New stories and messengers have rekindled public perceptions about fire. A new American Animal Totem of sorts. Out of the desire to stop the fires, Smokey the Bear was reborn (from the identity of a real bear that survived a forest fire in Lincoln National Forest, New Mexico). His message was clear: Only YOU can prevent forest fires! Smokey was the needed voice of a Wilderness Champion, that fires created out of ignorance, or indifference, or carelessness, or stupidity, could and should be avoided. While the forests were the target of such salvation, to drive the point home the messaging emphasized the real threat of fires to life and property in its direct appeal to human interests.

At the same time, planting of trees to harvests went from 100 years, to 60 years, to 40 years, making the harvests faster each time, but with less product as a result. Fires impeded the harvests, and so prevention became a national watchword for the next several decades. To combat the fires (which routinely came year after year, as if preordained by the gods), legions of smoke jumpers, fire watchers/lookouts, teams of men and women dedicated to stopping the fires for well and good, held the fire lines and saved what they could, when they could. It was (and still is) a noble effort for the protection of life and property.

smokey bear
firefighters at night

But one with some unintended consequences. The elimination of fire, or attempts to do so, created forests full of “ladder fuels” – undergrowth brush and accumulated natural debris – which when left unburned, allowed new fires to reach canopy treetops and explode into mega-wildfires that raged and obliterated everything in their paths. The wisest of the forest managers came to see the need and the importance of fire, as a means to clear the way for new growth in the forests, while also providing the foundation of burned elements that nourished the soil, gave new life to the ecosystem, and allowed wildlife to continue their cycle in harmony with the trees.
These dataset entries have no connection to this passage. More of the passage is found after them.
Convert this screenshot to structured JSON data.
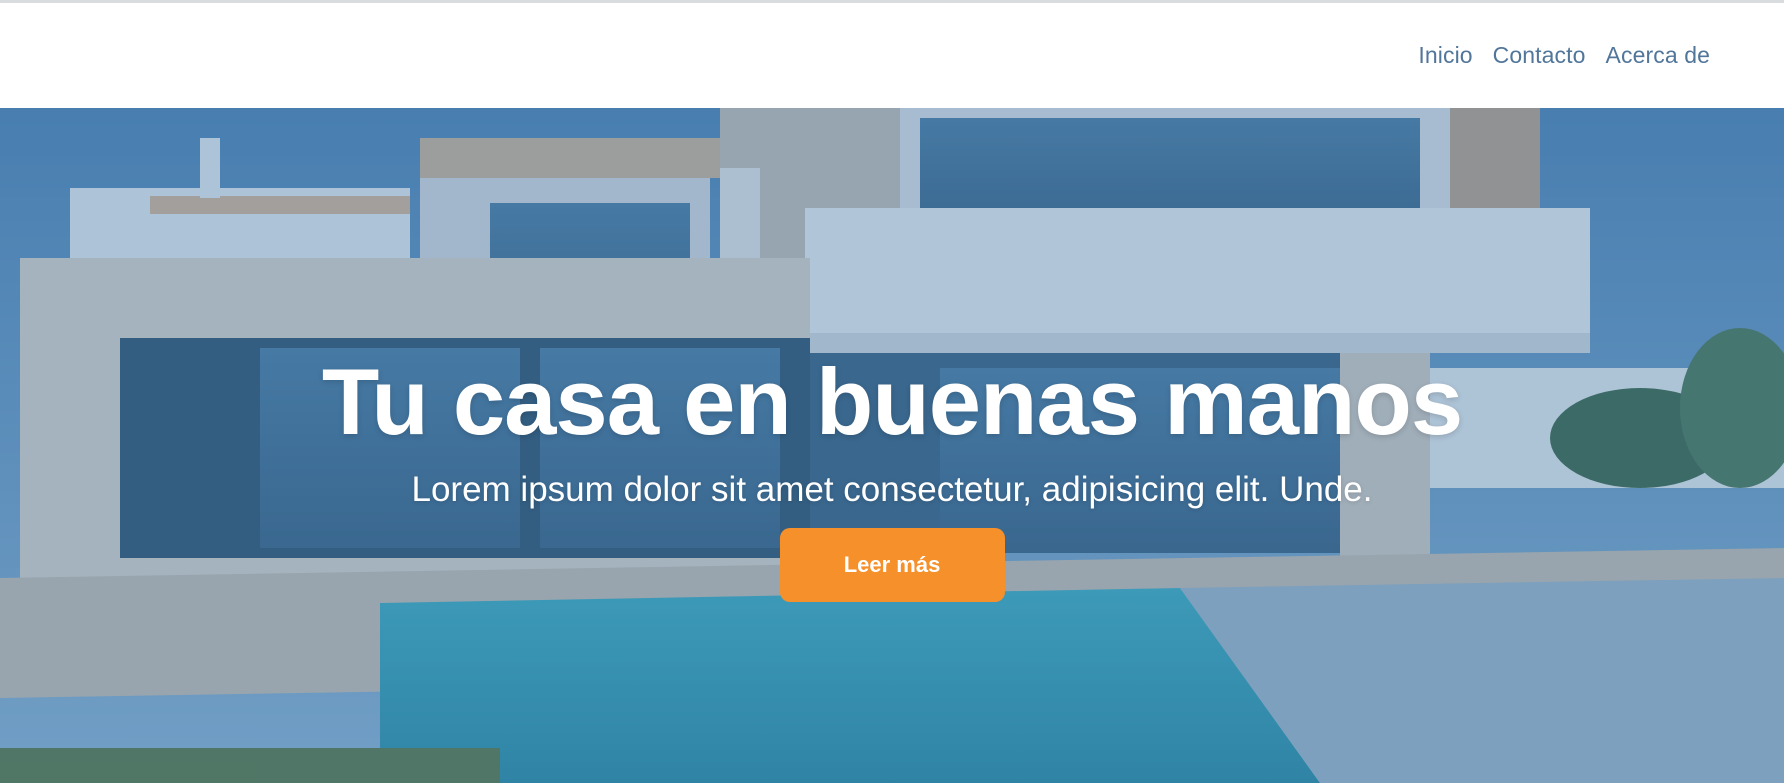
{
  "nav": {
    "links": [
      "Inicio",
      "Contacto",
      "Acerca de"
    ]
  },
  "hero": {
    "title": "Tu casa en buenas manos",
    "subtitle": "Lorem ipsum dolor sit amet consectetur, adipisicing elit. Unde.",
    "button_label": "Leer más"
  },
  "colors": {
    "nav_link": "#51769a",
    "button": "#f5902a",
    "overlay": "#3c6ea0"
  }
}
Herbicides used to try and reduce and restrict undergrowth was a mistake, and along with pesticides, seeped a poisonous cure that served to kill off bald eagles and other animals of the forests. Promising genetic research proposed to make pine trees and their bark more resistant to the degradations of pine bark beetles, could reduce the acres of dead trees that serve as fuel for new wildfires. Yet, such efforts eventually bring the question back again and again: what of fire, and its ability to take care of this?
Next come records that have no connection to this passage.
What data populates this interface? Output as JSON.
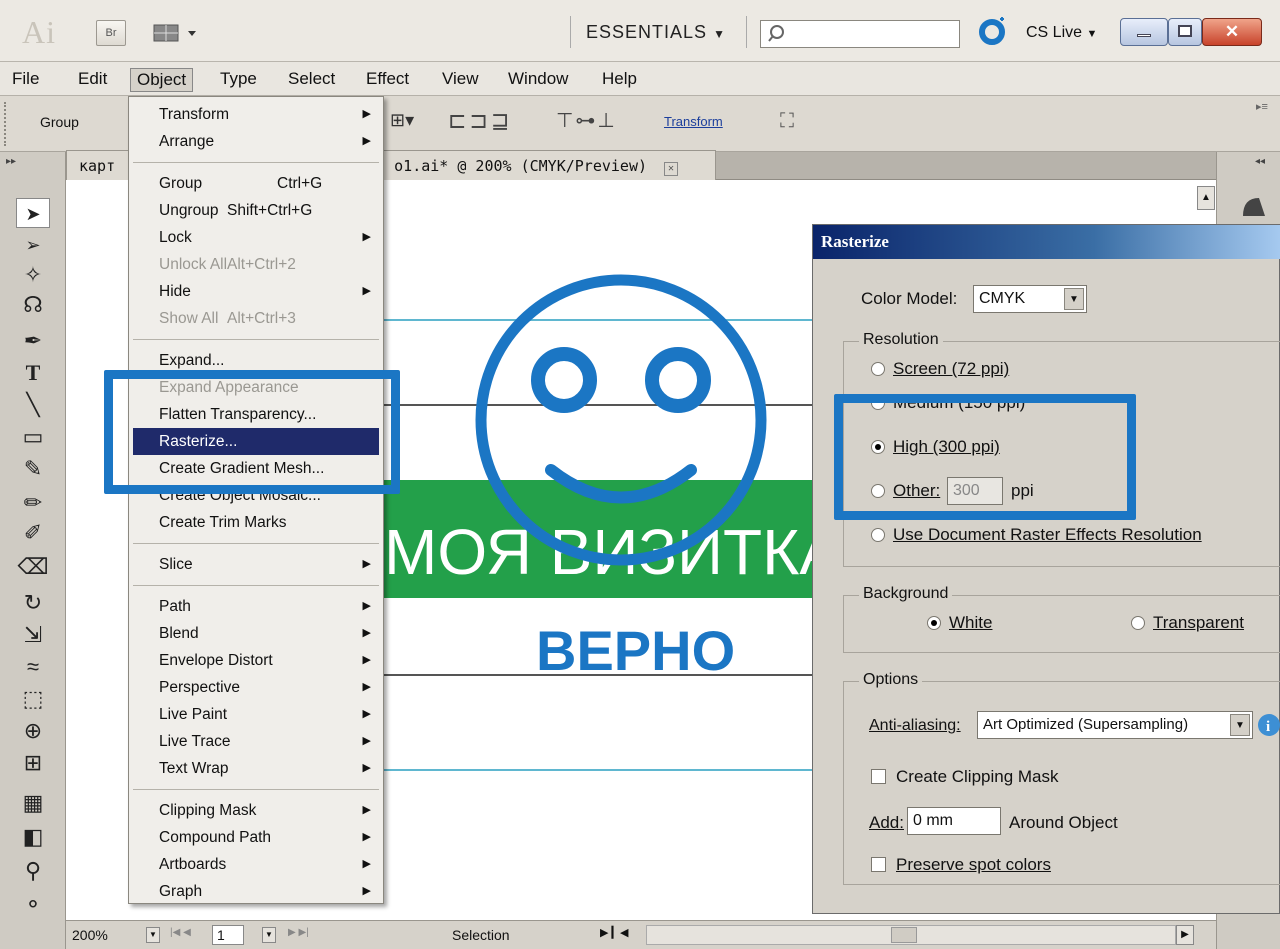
{
  "app": {
    "logo": "Ai",
    "bridge": "Br",
    "workspace": "ESSENTIALS",
    "cs_live": "CS Live"
  },
  "menubar": [
    "File",
    "Edit",
    "Object",
    "Type",
    "Select",
    "Effect",
    "View",
    "Window",
    "Help"
  ],
  "control_bar": {
    "label": "Group",
    "transform_link": "Transform"
  },
  "doc_tab": {
    "prefix": "карт",
    "title": "o1.ai* @ 200% (CMYK/Preview)"
  },
  "object_menu": {
    "items": [
      {
        "label": "Transform",
        "shortcut": "",
        "submenu": true,
        "state": "normal"
      },
      {
        "label": "Arrange",
        "shortcut": "",
        "submenu": true,
        "state": "normal"
      },
      {
        "label": "Group",
        "shortcut": "Ctrl+G",
        "submenu": false,
        "state": "normal"
      },
      {
        "label": "Ungroup",
        "shortcut": "Shift+Ctrl+G",
        "submenu": false,
        "state": "normal"
      },
      {
        "label": "Lock",
        "shortcut": "",
        "submenu": true,
        "state": "normal"
      },
      {
        "label": "Unlock All",
        "shortcut": "Alt+Ctrl+2",
        "submenu": false,
        "state": "disabled"
      },
      {
        "label": "Hide",
        "shortcut": "",
        "submenu": true,
        "state": "normal"
      },
      {
        "label": "Show All",
        "shortcut": "Alt+Ctrl+3",
        "submenu": false,
        "state": "disabled"
      },
      {
        "label": "Expand...",
        "shortcut": "",
        "submenu": false,
        "state": "normal"
      },
      {
        "label": "Expand Appearance",
        "shortcut": "",
        "submenu": false,
        "state": "disabled"
      },
      {
        "label": "Flatten Transparency...",
        "shortcut": "",
        "submenu": false,
        "state": "normal"
      },
      {
        "label": "Rasterize...",
        "shortcut": "",
        "submenu": false,
        "state": "selected"
      },
      {
        "label": "Create Gradient Mesh...",
        "shortcut": "",
        "submenu": false,
        "state": "normal"
      },
      {
        "label": "Create Object Mosaic...",
        "shortcut": "",
        "submenu": false,
        "state": "normal"
      },
      {
        "label": "Create Trim Marks",
        "shortcut": "",
        "submenu": false,
        "state": "normal"
      },
      {
        "label": "Slice",
        "shortcut": "",
        "submenu": true,
        "state": "normal"
      },
      {
        "label": "Path",
        "shortcut": "",
        "submenu": true,
        "state": "normal"
      },
      {
        "label": "Blend",
        "shortcut": "",
        "submenu": true,
        "state": "normal"
      },
      {
        "label": "Envelope Distort",
        "shortcut": "",
        "submenu": true,
        "state": "normal"
      },
      {
        "label": "Perspective",
        "shortcut": "",
        "submenu": true,
        "state": "normal"
      },
      {
        "label": "Live Paint",
        "shortcut": "",
        "submenu": true,
        "state": "normal"
      },
      {
        "label": "Live Trace",
        "shortcut": "",
        "submenu": true,
        "state": "normal"
      },
      {
        "label": "Text Wrap",
        "shortcut": "",
        "submenu": true,
        "state": "normal"
      },
      {
        "label": "Clipping Mask",
        "shortcut": "",
        "submenu": true,
        "state": "normal"
      },
      {
        "label": "Compound Path",
        "shortcut": "",
        "submenu": true,
        "state": "normal"
      },
      {
        "label": "Artboards",
        "shortcut": "",
        "submenu": true,
        "state": "normal"
      },
      {
        "label": "Graph",
        "shortcut": "",
        "submenu": true,
        "state": "normal"
      }
    ]
  },
  "artwork": {
    "banner_text": "МОЯ ВИЗИТКА",
    "caption": "ВЕРНО",
    "accent": "#1b76c4",
    "banner_color": "#23a04a"
  },
  "dialog": {
    "title": "Rasterize",
    "color_model_label": "Color Model:",
    "color_model_value": "CMYK",
    "resolution_label": "Resolution",
    "res_screen": "Screen (72 ppi)",
    "res_medium": "Medium (150 ppi)",
    "res_high": "High (300 ppi)",
    "res_other": "Other:",
    "res_other_value": "300",
    "res_other_unit": "ppi",
    "res_document": "Use Document Raster Effects Resolution",
    "background_label": "Background",
    "bg_white": "White",
    "bg_transparent": "Transparent",
    "options_label": "Options",
    "antialias_label": "Anti-aliasing:",
    "antialias_value": "Art Optimized (Supersampling)",
    "clipping_mask": "Create Clipping Mask",
    "add_label": "Add:",
    "add_value": "0 mm",
    "around_object": "Around Object",
    "preserve_spot": "Preserve spot colors"
  },
  "statusbar": {
    "zoom": "200%",
    "page": "1",
    "tool": "Selection"
  }
}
The era of the controlled burn was now upon us, and with it, a solution (of sorts; there are on average 70,000 wildfires each year) which acknowledged the role fire plays as part of a healthy forest ecosystem. There is even a new push for “biochar” – building the soil, redistributing it, when cooled, using a smokeless burn process. Or, combining fire with non-fire means of reducing underbrush: mulching, instead of burning. And the development and deployment of New Technologies, such as wildfire sensors that enable early ignition detection (gases and particulates) and fire monitoring capabilities in real-time and thereby lessoning the loss of human life as a result. Tried-and-true messengers, like National Park rangers and the iconic Smokey the Bear, still service the cause for recognizing and reducing the thoughtless ineptitude of man-made fires.

And not stopping all of the fires, all of the time. The realization that some fires are needed, and must burn in order to do their job, and allow for a new forest to grow in the old one’s place.

In other words, a Gift of the Gods. To be used (or not) by Humanity.